In [89]:
import os
import pandas as pd
import selenium
from selenium import webdriver
from selenium.webdriver.common.keys import Keys
import time
from selenium.webdriver.common.by import By
from selenium.webdriver.chrome.options import Options
from selenium.webdriver.support.ui import WebDriverWait
from selenium.webdriver.support import expected_conditions as EC
from selenium.common.exceptions import NoSuchElementException, ElementClickInterceptedException
from bs4 import BeautifulSoup
import requests
from datetime import datetime, timedelta
import re


BASE_URL = "https://www.telegraphindia.com/"
country = "bangladesh"
initial_url = f"{BASE_URL}search?search-term={country}&page=0"

#FINDING THE NUMBER OF PAGES

#THE PAGE COUNT STARTS FROM '0' IN THIS WEBSITE 

#WE WILL TAKE ONE PAGE MORE THAN WHAT IS SCRAPED. THAT'S BECAUSE THE PENULTIMATE PAGE DOESN'T HAVE THE 'NEXT PAGE' BUTTON.

#FOR DEMONSTRATION, TAKING ONLY FIRST 13 PAGES. AS OF THE LAST TIME I CHECKED, THE WEBSITE HAD 207 PAGES FOR BANGLADESH NEWS. 

pages = 0
for page in range(0,13):
    
    initial_url = f"{BASE_URL}search?search-term={country}&page={page}"

    response = requests.get(initial_url)
    soup = BeautifulSoup(response.text, 'html.parser')

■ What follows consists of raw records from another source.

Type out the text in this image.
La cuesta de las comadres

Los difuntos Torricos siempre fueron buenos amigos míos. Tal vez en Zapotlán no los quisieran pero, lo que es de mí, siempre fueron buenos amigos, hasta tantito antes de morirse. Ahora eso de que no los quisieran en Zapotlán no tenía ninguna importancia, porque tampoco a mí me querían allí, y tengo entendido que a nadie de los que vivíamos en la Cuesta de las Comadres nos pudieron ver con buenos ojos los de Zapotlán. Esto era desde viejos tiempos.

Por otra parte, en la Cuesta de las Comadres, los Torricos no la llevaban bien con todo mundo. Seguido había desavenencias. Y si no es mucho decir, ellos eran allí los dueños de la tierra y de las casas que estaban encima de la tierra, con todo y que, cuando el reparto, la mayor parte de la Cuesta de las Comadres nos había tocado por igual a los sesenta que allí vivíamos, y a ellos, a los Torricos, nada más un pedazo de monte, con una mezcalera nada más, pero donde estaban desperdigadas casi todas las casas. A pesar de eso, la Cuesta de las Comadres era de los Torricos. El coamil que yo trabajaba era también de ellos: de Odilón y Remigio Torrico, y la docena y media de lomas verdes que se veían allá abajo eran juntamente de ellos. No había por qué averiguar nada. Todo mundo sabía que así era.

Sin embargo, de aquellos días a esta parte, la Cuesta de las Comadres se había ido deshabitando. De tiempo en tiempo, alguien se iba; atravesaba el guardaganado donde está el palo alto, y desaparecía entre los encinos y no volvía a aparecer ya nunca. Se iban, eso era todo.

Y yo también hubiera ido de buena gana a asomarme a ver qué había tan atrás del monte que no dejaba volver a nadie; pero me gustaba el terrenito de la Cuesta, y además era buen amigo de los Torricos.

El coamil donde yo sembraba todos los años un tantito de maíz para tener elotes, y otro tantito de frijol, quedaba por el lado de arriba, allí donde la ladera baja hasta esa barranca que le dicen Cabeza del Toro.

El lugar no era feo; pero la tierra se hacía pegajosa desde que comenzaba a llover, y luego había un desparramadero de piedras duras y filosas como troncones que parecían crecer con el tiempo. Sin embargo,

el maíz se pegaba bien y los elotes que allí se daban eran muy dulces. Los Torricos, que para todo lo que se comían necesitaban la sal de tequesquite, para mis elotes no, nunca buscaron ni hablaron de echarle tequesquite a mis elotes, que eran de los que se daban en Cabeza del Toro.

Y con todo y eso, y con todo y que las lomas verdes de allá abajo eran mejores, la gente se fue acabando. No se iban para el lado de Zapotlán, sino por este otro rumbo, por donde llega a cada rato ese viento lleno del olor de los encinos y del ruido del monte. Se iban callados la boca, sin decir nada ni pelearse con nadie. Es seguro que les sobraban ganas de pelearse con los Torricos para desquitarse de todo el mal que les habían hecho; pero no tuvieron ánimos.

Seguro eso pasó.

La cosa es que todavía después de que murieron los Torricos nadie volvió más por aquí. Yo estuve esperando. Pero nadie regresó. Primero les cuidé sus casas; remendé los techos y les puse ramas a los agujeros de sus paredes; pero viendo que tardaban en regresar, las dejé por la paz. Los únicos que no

    pagination_box = soup.find('div', class_ = 'paginationbox mt-80')

    next_page_button = pagination_box.find_all('a', {'class':'nxtpvr'})

    prev_page_button = pagination_box.find('a', {'class':'nxtpvr', 'aria-label':'Previous'})


    if pagination_box:
        
        if len(next_page_button) > 1:

            pages+=1

        elif len(next_page_button) == 1:

            if next_page_button[0] != prev_page_button:

                pages+=1    

    else:
        
        break


print(f'Total number of pages taken is {pages}')

#THIS LINE SHOULD ONLY BE EXECUTED IF THE AIM IS TO SCRAPE ALL THE PAGES OF THE WEBSITE AVAILABLE FOR BANGLADESH.

# pages+=1


#SCRAPING ALL THE NEWS LINKS 

#taking only first page links for testing

initial_url = f"{BASE_URL}search?search-term={country}&page=0"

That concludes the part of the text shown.